Human molecular genetics | Dec 1, 2008

Mutations in the aristaless-related homeobox (ARX) gene are associated with multiple neurologic disorders in humans. Studies in mice indicate Arx plays a role in neuronal progenitor proliferation and development of the cerebral cortex, thalamus, hippocampus, striatum, and olfactory bulbs. Specific defects associated with Arx loss of function include abnormal interneuron migration and subtype differentiation. How disruptions in ARX result in human disease and how loss of Arx in mice results in these phenotypes remains poorly understood.
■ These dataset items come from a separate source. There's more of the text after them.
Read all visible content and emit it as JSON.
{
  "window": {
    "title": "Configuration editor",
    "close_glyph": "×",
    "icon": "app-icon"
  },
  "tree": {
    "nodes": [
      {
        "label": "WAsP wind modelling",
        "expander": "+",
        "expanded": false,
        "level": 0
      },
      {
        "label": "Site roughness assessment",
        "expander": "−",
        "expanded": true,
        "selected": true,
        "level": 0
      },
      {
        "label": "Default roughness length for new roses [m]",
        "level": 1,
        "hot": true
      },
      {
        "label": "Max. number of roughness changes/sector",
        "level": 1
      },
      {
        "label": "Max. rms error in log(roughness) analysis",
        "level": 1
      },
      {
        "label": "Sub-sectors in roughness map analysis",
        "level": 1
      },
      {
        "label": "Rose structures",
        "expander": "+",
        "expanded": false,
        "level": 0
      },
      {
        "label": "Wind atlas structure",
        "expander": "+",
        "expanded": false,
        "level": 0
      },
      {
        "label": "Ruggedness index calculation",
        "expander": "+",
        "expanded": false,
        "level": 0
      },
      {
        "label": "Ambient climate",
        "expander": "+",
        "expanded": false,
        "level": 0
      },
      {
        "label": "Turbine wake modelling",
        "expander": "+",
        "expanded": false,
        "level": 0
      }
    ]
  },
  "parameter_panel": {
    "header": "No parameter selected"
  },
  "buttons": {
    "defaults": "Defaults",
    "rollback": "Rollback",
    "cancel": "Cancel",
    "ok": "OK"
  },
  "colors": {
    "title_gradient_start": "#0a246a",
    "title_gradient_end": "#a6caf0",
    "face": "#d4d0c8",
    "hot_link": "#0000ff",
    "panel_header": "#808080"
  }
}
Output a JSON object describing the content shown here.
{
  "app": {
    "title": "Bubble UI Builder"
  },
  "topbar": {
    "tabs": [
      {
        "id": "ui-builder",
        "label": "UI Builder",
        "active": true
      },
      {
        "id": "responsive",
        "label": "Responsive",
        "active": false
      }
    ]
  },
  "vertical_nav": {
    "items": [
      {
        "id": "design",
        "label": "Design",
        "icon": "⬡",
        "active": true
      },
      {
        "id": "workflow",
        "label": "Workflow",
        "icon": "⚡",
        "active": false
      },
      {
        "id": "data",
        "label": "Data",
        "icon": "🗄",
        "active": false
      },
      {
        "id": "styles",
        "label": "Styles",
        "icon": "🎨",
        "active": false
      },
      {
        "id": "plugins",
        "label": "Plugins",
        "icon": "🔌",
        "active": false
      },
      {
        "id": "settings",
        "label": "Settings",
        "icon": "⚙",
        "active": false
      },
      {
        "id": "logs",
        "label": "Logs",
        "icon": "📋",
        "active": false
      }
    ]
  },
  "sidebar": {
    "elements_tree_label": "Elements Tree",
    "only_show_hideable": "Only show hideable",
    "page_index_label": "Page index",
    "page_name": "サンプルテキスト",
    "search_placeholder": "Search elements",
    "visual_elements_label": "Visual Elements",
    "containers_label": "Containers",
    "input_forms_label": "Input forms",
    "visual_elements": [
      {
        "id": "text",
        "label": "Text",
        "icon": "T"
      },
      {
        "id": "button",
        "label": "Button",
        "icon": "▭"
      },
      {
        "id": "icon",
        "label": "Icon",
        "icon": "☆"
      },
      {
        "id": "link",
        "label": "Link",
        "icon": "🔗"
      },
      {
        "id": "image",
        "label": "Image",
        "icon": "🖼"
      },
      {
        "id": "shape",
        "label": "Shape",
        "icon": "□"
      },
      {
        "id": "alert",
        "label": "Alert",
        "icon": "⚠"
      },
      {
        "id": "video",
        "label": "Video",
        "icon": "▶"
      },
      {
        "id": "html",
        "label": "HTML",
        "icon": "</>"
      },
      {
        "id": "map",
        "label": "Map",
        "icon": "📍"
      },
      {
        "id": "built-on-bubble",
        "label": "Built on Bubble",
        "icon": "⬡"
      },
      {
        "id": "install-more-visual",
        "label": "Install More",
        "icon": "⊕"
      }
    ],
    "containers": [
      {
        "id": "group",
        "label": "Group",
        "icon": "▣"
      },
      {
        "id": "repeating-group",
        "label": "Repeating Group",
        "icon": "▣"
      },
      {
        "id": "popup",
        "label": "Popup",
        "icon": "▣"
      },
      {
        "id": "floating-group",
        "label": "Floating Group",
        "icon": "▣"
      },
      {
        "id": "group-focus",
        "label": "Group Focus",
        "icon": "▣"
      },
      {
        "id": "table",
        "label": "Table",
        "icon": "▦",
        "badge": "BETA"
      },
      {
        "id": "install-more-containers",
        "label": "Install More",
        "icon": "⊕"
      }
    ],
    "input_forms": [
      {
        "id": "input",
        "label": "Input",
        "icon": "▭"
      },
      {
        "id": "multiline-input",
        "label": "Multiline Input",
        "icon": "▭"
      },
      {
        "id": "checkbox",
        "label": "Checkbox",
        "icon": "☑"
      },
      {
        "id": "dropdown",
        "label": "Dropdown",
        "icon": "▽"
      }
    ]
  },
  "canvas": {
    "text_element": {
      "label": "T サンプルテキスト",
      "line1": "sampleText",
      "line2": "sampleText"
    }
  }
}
To gain insight into the biological functions of Arx, we performed a genome-wide expression screen to identify transcriptional changes within the subpallium in the absence of Arx. We have identified 84 genes whose expression was dysregulated in the absence of Arx. This population was enriched in genes involved in cell migration, axonal guidance, neurogenesis, and regulation of transcription and includes genes implicated in autism, epilepsy, and mental retardation; all features recognized in patients with ARX mutations. Additionally, we found Arx directly repressed three of the identified transcription factors: Lmo1, Ebf3 and Shox2. To further understand how the identified genes are involved in neural development, we used gene set enrichment algorithms to compare the Arx gene regulatory network (GRN) to the Dlx1/2 GRN and interneuron transcriptome. These analyses identified a subset of genes in the Arx GRN that are shared with that of the Dlx1/2 GRN and that are enriched in the interneuron transcriptome. These data indicate Arx plays multiple roles in forebrain development, both dependent and independent of Dlx1/2, and thus provides further insights into the understanding of the mechanisms underlying the pathology of mental retardation and epilepsy phenotypes resulting from ARX mutations.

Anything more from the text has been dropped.